The pastor leaves behind a wife and three children.
“We are heartbroken to learn of Pastor Tun’s death, and we ask you to join us in praying for his wife, family and church at this time, that they may know God’s comfort, peace and strength,” said GFA founder and director KP Yohannan.
According to GFA, Pastor Nu’s death and kidnapping are the first incident of this kind to happen to a GFA-supported ministry in Myanmar. GFA is affiliated with over 500 congregations in the country.
“All of the brothers and sisters on the field know that, as Jesus said, they go out as ‘sheep among wolves,’” Yohannan explained. “Like Pastor Tun, they are willing to lay down their lives, if need be, to share God’s great love with those who have not yet heard the Good News.”
Since the news of Pastor Nu’s death, GFA-supported church across Myanmar have taken up an offering to support Pastor Tun’s family.
According to U.S.-based nonprofit International Christian Concern, local police and government forces were not able to locate the pastor’s whereabouts during the two weeks that he was missing. GFA reported late last month that they had not received any requests for money or ransom.
A local pastor who chose to remain anonymous told ICC that people in the district were “too scared” to look for the Tun. The pastor asserted that the community did not receive “any help in searching for him.”

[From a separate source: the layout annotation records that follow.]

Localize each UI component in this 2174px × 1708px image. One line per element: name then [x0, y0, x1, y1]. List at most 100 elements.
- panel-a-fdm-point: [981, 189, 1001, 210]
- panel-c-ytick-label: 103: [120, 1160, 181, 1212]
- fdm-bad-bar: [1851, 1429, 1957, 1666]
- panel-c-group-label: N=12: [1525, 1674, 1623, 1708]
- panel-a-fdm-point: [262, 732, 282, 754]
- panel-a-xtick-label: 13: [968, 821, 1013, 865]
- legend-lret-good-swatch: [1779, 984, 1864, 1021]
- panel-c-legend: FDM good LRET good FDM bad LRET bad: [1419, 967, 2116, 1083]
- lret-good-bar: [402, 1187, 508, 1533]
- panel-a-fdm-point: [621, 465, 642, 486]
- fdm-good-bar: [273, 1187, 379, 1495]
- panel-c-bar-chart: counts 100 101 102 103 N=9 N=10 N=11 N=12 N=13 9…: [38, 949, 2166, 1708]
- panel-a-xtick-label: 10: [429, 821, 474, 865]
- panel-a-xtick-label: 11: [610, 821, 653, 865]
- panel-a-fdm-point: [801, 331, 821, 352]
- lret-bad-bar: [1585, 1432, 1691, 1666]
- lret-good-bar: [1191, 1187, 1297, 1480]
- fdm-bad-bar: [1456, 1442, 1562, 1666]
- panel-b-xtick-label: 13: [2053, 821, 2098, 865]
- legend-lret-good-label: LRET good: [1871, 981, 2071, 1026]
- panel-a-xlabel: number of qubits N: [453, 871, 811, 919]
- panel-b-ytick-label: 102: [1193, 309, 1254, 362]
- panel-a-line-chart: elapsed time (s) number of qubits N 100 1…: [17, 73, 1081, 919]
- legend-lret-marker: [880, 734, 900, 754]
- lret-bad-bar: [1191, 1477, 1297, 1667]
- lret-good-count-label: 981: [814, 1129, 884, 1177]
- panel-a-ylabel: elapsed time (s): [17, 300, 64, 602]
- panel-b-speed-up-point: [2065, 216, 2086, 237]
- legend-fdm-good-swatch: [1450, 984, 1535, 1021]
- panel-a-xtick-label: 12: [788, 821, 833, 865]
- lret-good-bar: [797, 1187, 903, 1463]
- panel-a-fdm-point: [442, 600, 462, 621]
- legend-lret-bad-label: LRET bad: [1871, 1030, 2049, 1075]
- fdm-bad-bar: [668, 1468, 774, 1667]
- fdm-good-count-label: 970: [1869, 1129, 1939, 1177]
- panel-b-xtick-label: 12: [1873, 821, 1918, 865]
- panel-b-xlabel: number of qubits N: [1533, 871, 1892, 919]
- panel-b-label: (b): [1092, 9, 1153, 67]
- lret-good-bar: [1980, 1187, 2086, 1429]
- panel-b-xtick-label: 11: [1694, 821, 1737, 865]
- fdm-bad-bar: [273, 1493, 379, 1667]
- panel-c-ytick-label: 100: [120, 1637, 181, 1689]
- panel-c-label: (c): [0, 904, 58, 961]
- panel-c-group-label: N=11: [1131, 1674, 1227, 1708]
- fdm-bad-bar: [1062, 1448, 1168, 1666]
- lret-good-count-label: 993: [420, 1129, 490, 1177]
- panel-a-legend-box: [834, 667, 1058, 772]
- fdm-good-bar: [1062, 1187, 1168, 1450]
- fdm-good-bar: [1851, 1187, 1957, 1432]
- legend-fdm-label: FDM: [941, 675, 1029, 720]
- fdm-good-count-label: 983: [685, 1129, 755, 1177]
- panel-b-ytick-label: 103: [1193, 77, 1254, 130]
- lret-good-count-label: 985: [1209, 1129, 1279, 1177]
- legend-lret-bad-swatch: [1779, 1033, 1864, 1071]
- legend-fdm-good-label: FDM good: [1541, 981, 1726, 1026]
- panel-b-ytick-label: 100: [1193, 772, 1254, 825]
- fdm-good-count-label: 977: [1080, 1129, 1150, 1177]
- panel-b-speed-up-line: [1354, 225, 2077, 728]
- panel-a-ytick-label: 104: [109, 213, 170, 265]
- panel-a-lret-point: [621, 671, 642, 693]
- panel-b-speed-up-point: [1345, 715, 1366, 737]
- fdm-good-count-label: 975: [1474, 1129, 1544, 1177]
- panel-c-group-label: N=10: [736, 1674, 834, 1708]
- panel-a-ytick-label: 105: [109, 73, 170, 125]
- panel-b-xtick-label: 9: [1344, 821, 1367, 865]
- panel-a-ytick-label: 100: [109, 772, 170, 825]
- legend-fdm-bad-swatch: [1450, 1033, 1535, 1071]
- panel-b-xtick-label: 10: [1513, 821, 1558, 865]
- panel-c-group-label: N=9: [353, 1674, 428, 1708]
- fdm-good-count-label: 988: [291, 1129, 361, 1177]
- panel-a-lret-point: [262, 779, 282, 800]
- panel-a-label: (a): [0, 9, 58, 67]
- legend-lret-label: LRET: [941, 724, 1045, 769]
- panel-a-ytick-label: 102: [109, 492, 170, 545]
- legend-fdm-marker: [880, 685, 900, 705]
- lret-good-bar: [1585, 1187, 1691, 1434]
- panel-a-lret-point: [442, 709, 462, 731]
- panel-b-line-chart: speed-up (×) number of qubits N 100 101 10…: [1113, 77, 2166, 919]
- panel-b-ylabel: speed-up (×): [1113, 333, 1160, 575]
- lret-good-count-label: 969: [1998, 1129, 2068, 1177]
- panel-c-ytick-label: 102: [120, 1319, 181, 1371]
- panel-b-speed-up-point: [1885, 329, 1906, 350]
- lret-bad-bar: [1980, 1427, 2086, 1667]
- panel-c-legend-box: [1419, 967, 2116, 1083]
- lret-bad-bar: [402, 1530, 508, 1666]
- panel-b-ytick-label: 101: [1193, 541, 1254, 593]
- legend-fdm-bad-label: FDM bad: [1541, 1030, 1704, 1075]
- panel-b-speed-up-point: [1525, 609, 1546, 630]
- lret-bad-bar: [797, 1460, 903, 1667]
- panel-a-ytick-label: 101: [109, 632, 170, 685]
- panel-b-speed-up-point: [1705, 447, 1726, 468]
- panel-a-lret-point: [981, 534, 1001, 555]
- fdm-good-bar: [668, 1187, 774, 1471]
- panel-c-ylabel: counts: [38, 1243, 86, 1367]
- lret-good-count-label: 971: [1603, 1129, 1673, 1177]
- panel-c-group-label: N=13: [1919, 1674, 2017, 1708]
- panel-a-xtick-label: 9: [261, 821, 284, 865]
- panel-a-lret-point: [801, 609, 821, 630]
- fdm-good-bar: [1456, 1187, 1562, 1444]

ICC Regional Manager Gina Goh called on authorities in Myanmar to hold Tun’s killers accountable.
“Our hearts sank at the devastating news of Pastor Tun Nu’s death,” Goh said in a statement. “We urge the authorities to investigate and bring to justice the perpetrators who think they can get away even if they shed the blood of the innocent. Our heartfelt prayers go out to Pastor Tun Nu’s loved ones, especially to his wife and three young children.”
Violence continues to mar the Rakhine state as insurgents continue the push for greater autonomy for ethnic Buddhists in the region.
“The continuous savage attacks on the Rakhine state are heartbreaking,” said Bob Roberts, co-chair of Faith Coalition to Stop Genocide in Burma, in a statement to CP.“Last June, I spent 10 days in Burma’s Kachin state, in which about 95 percent of the occupants are Christian. Our brothers and sisters cannot keep suffering at the hands of these thugs. Kachin and Rohingya people need to be repatriated to their country and villages with full rights.”
In early January, a Rakhine Buddhist rebel group killed 13 police officers and injured nine others in attacks on four police posts. Later in the month, security forces returned the favor in a counterattack that killed 13 ethnic fighters.